I’m Cathy Counts of Old Orchard Beach, Maine, born in Portland, Maine, and spent most of my adult life in Portland, South Portland, and Livermore Falls, Maine. I retired after thirty-three years working in municipal planning and code enforcement and am now living in a single-story stone cottage next to a privet hedge resplendent with birdsong year-round.
Beautiful Ocean Park Beach is just a stop sign or two away from me. I look up whenever I hear a car go by, because we are at the end of a quiet neighborhood and most of the traffic is pedestrian, canine, bicycle and baby carriage. If it’s a car, I probably know the driver.
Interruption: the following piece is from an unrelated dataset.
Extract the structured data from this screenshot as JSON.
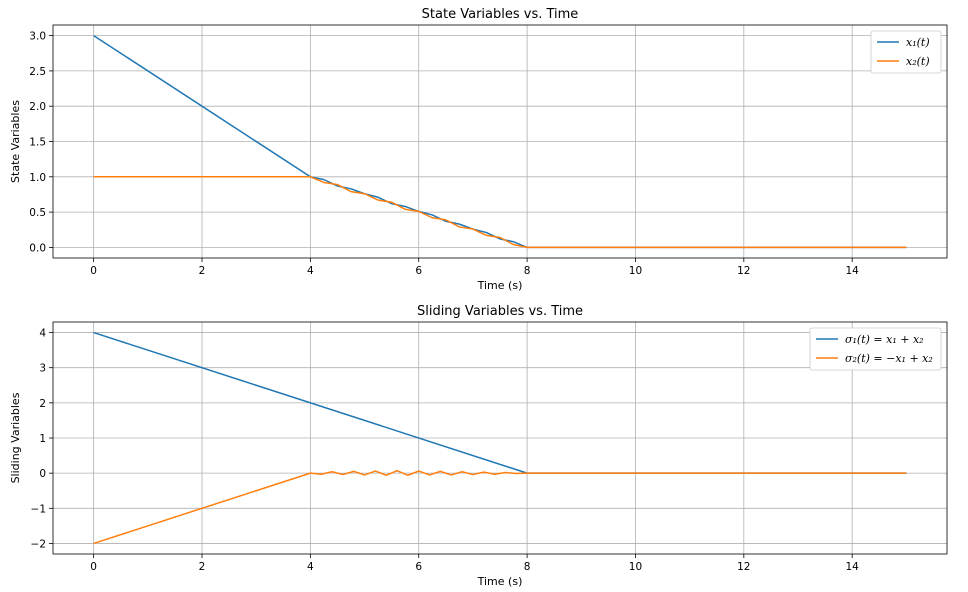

Municipal work was my day job, while I performed in theaters, independent films, tv commercials and voice-overs on my lunch hour and after work. Now I perform on stage occasionally and am a voice actor on the podcast soap, Restless Shores, as earthy Beverly Randolph, beginning in Season Four. I’ve also begun doing occasional voice-over work for the detective noir podcast, Shamus. Both of these podcasts are produced by New Meadows Media, based in West Bath, Maine.
I’m always hungry for the next book and have a table in my living room dedicated to all the library books I’m currently borrowing. I’ve just begun Caroline Graham’s first volume of the Chief Inspector Barnaby Midsummer Mysteries, a series which consists of so many volumes, I’ll be reading these for the rest of my life, I imagine! I just bought that first volume on Audiobook, which triggered my borrowing of as many others as I could get. She’s a super writer, blessed with the ability to say much in few words. I like how I feel what her characters are feeling, with a single step or turn or observance. Her images enter my mind and shimmer there many times over.
My food truck, were I to own one, would be manned by swift-armed cooks with flashing eyes and dazzling smiles, who would bring as much emotional nourishment to the serving counter as they would good nosh. They would serve steaming bowls of veggies and grains, topped with your choice of proteins, morsels of sustenance at once crispy on the outside and utterly luscious on the inside. When the customers are finished, they will still remember their meal days hence. They will tell all their friends and even strangers all about it. They will mention not only the food, but also those flashing eyes and brilliant smiles of the cooks, and how completely happy they felt from the moment they stepped up to the service counter.
The best hour for writing is early in the morning, before life’s necessities interrupt. My goal is to make that time extend, with time for brief movement breaks throughout. Standing up after sitting too long is painful.
I am “brandy-new” to this writing community and am thrilled to be learning from Daniel David Wallace, who I think is brilliantly down to earth and gets to the gist of all I’ve been needing to learn all my life. I feel very comfortable with this approach to writing, learning, and community building. Thank you, Daniel!